Microbial fuel cells (MFCs) can ‘treat’ wastewater but individually are thermodynamically restricted. Scale-up might, therefore, require a plurality of units operating in a stack which could introduce losses simply through fluidic connections. Experiments were performed on two hydraulically joined MFCs (20 cm apart) where feedstock flowed first through the upstream unit (MFCup) and into the downstream unit (MFCdown) to explore the interactive effect of electrical load connection, influent make-up and flow-rate on electrical outputs.

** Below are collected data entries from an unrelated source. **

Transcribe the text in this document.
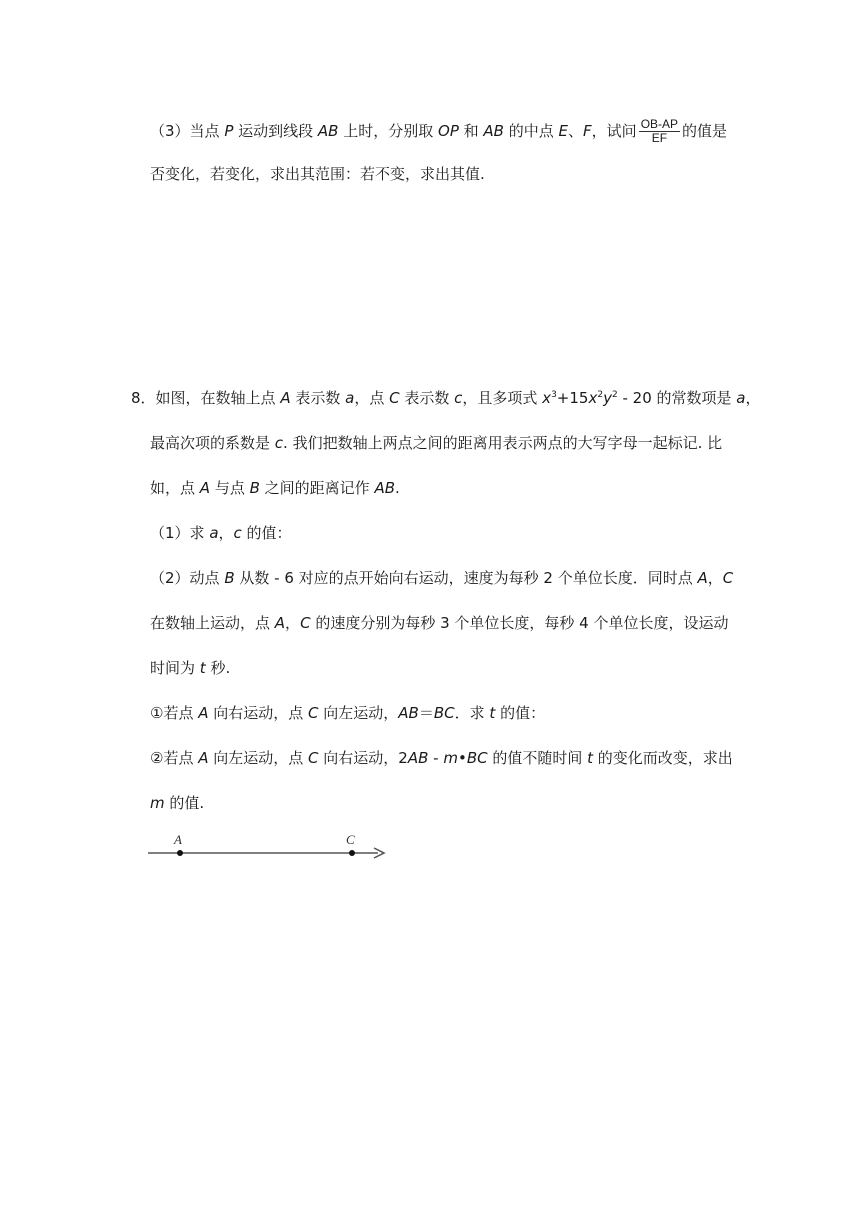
（3）当点 P 运动到线段 AB 上时，分别取 OP 和 AB 的中点 E、F，试问 $\frac{OB-AP}{EF}$ 的值是
否变化，若变化，求出其范围：若不变，求出其值.
8．如图，在数轴上点 A 表示数 a，点 C 表示数 c，且多项式 $x^3+15x^2y^2 - 20$ 的常数项是 a，
最高次项的系数是 c. 我们把数轴上两点之间的距离用表示两点的大写字母一起标记. 比
如，点 A 与点 B 之间的距离记作 AB.
（1）求 a，c 的值：
（2）动点 B 从数 - 6 对应的点开始向右运动，速度为每秒 2 个单位长度．同时点 A，C
在数轴上运动，点 A，C 的速度分别为每秒 3 个单位长度，每秒 4 个单位长度，设运动
时间为 t 秒.
①若点 A 向右运动，点 C 向左运动，AB＝BC．求 t 的值：
②若点 A 向左运动，点 C 向右运动，2AB - m•BC 的值不随时间 t 的变化而改变，求出
m 的值.
A	C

This set-up was also used to investigate how calculating total internal resistance based on a dynamic open circuit voltage (OCV) might differ from using the starting OCV. When fed a highly conductive feedstock (~4,800 μS) MFCdown dropped approximately 180 mV as progressively heavier loads were applied to MFCup (independent of flow-rate) due to electron leakages through the medium. The conductivities of plain acetate solutions (5 and 20 mM) were insufficient to induce losses in MFCdown even when MFCup was operating at high current densities. However, at the highest flow-rate (240 mL/h) MFCdown dropped by approximately 100 mV when using 5 and 220 mV using 20 mM acetate. When the distance between MFCs was reduced by 5 cm, voltage drops were apparent even at lower flow-rates, (30 mL/h decreased the voltage by 115 mV when using 20 mM acetate). Shear flow-rates can introduce dissolved oxygen and turbulence all capable of affecting the anodic biofilm and redox conditions. Calculating total internal resistance using a dynamic OCV produced a more stable curve over time compared to that based on the starting constant OCV.